Industrial development activity more than doubled from 2010 with 3.4 million square feet completed in 2011, according to an industrial market report by Cushman & Wakefield.
While those numbers are an improvement, only time will tell whether that translates into additional new construction in 2012, according to Bob Smietana, vice chairman and chief executive officer of HSA Commercial Real Estate.
“There is a lot more conversation about construction picking up than there is actual construction, at least on the industrial side,” he said. “The activity that I’m seeing is mostly build-to-suit activity. The spec construction activity is very limited, even though there’s a lot of conversation about seeing more spec construction in the third or fourth quarter of this year.”

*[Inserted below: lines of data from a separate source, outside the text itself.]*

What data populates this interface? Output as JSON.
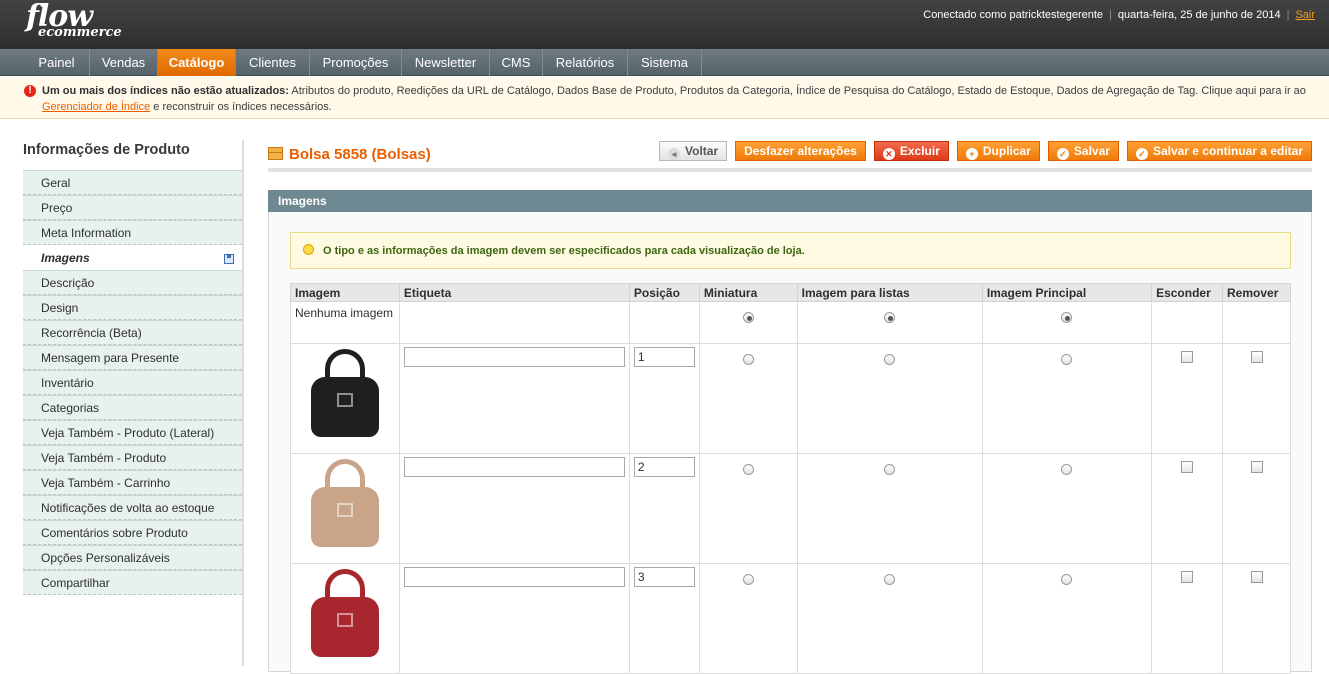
{
  "header": {
    "logo_line1": "flow",
    "logo_line2": "ecommerce",
    "connected": "Conectado como patricktestegerente",
    "date": "quarta-feira, 25 de junho de 2014",
    "logout": "Sair"
  },
  "nav": [
    "Painel",
    "Vendas",
    "Catálogo",
    "Clientes",
    "Promoções",
    "Newsletter",
    "CMS",
    "Relatórios",
    "Sistema"
  ],
  "nav_active": "Catálogo",
  "notice": {
    "bold": "Um ou mais dos índices não estão atualizados:",
    "text": " Atributos do produto, Reedições da URL de Catálogo, Dados Base de Produto, Produtos da Categoria, Índice de Pesquisa do Catálogo, Estado de Estoque, Dados de Agregação de Tag. Clique aqui para ir ao ",
    "link": "Gerenciador de Índice",
    "tail": " e reconstruir os índices necessários."
  },
  "sidebar": {
    "title": "Informações de Produto",
    "items": [
      "Geral",
      "Preço",
      "Meta Information",
      "Imagens",
      "Descrição",
      "Design",
      "Recorrência (Beta)",
      "Mensagem para Presente",
      "Inventário",
      "Categorias",
      "Veja Também - Produto (Lateral)",
      "Veja Também - Produto",
      "Veja Também - Carrinho",
      "Notificações de volta ao estoque",
      "Comentários sobre Produto",
      "Opções Personalizáveis",
      "Compartilhar"
    ],
    "active": "Imagens"
  },
  "product": {
    "title": "Bolsa 5858 (Bolsas)"
  },
  "buttons": {
    "back": "Voltar",
    "reset": "Desfazer alterações",
    "delete": "Excluir",
    "duplicate": "Duplicar",
    "save": "Salvar",
    "save_continue": "Salvar e continuar a editar"
  },
  "section": {
    "title": "Imagens",
    "tip": "O tipo e as informações da imagem devem ser especificados para cada visualização de loja."
  },
  "table": {
    "headers": [
      "Imagem",
      "Etiqueta",
      "Posição",
      "Miniatura",
      "Imagem para listas",
      "Imagem Principal",
      "Esconder",
      "Remover"
    ],
    "no_image": "Nenhuma imagem",
    "rows": [
      {
        "label": "",
        "position": "1",
        "color": "#1f1f1f"
      },
      {
        "label": "",
        "position": "2",
        "color": "#c9a488"
      },
      {
        "label": "",
        "position": "3",
        "color": "#a8262d"
      }
    ]
  },
  "colors": {
    "accent": "#eb5e00",
    "nav_bg": "#5f6c73",
    "section_head": "#6f8992"
  }
}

In fact, build-to-suits will be the norm for the long term, as speculative construction has been halted until the market has absorbed the empty space brought online from the last wave of speculative deliveries, according to Paine/Wetzel TCN Worldwide.
The firm notes that several build-to-suits are slated for completion in 2012: Winpak Portion Packaging Inc. is building a 267,000-square-foot building at LogistiCenter at Sauk Village (South Cook submarket) with expansion plans for a total of 600,000 square feet in the future. Home Depot, Clorox, and Wirtz Beverage will have new homes in the near term as well. Combined, nearly 2.85 million square feet of new and occupied inventory will be delivered to the market in 2012.
Paine/Wetzel TCN Worldwide also pointed out that in the fourth quarter of 2011, two new buildings were delivered to the market, both build-to-suits. In the Kane submarket, a 147,000-square-foot distribution center for Northern Illinois Food Bank was completed. Danfoss also took occupancy of its 100,000-square-foot manufacturing and logistics center in November.
In 2011 there were several other substantially sized build-to-suit deals delivered: Clorox Company’s 1.3 million-square-foot facility in University Park, Home Depot’s 657,600-square-foot building in Joliet and 3M’s new 650,760-square-foot distribution center in DeKalb, according to an industrial trends report by Grubb & Ellis. Edward Don & Company signed on for a 20-year lease for its new 362,500-square-foot building in Woodridge. McShane Development is building a 100-acre business park (Union Pointe) where the restaurant supply company will build its new headquarters. Edward Don’s building is poised for delivery in the summer of 2012.
While build-to-suits are currently in demand, that demand eventually is going to move toward speculative construction, according to Smietana.
“There’s a certain size and a certain tenant type that makes sense to do build-to-suits, but if you’re a smaller user, you’re not going to get a lot of people interested in building a building for you, but you still need space,” he said. “That’s where speculative construction and inventory buildings come into play. A tenant who has 25,000 square feet of space may need 40,000 square feet of space. They may have to move into another building, and some of those spaces aren’t as readily available as they used to be.”
Smietana added that because there hasn’t been a lot of new construction over the past several years, the time is right for the vacancy numbers to decrease.
“In certain size categories, there’s a lack of product,” he said.
Mike Yungerman, vice president of real estate development for Opus Development Corp., said the overall market has improved.
“There’s still quite a bit of vacancy out there, but there are a lot of users out there right now considering build-to-suits or doing some retrofitting of their spaces,” he said. “In the last few years, our vacancy rate hit an all-time high in the Chicago market, but the overall market is definitely improving. We’re seeing activity on the leasing side as well as construction activity.”
Vacant industrial supply made a noticeable improvement from the 2010 year-end total of 153.3 million square feet, dropping 14.5 million square feet to 138.8 million square feet, according to an industrial market report by Colliers International. The year-end 2011 vacancy rate measured 10.6 percent, a significant decrease from the 11.68 percent reported at the end of 2010. The report notes that strong 2011 leasing activity contributed to the decline in the vacancy rate. The Chicago industrial market also witnessed only 48.4 million square feet of space re-entering the market in 2011, the lowest total of the past five years.
“The fundamentals are improving every month,” Smietana said. “The manufacturing industry is continually expanding, the overall economy in general has gotten better, and consumer spending is up. I think all of those things contribute to the right mix for the industrial real estate industry.”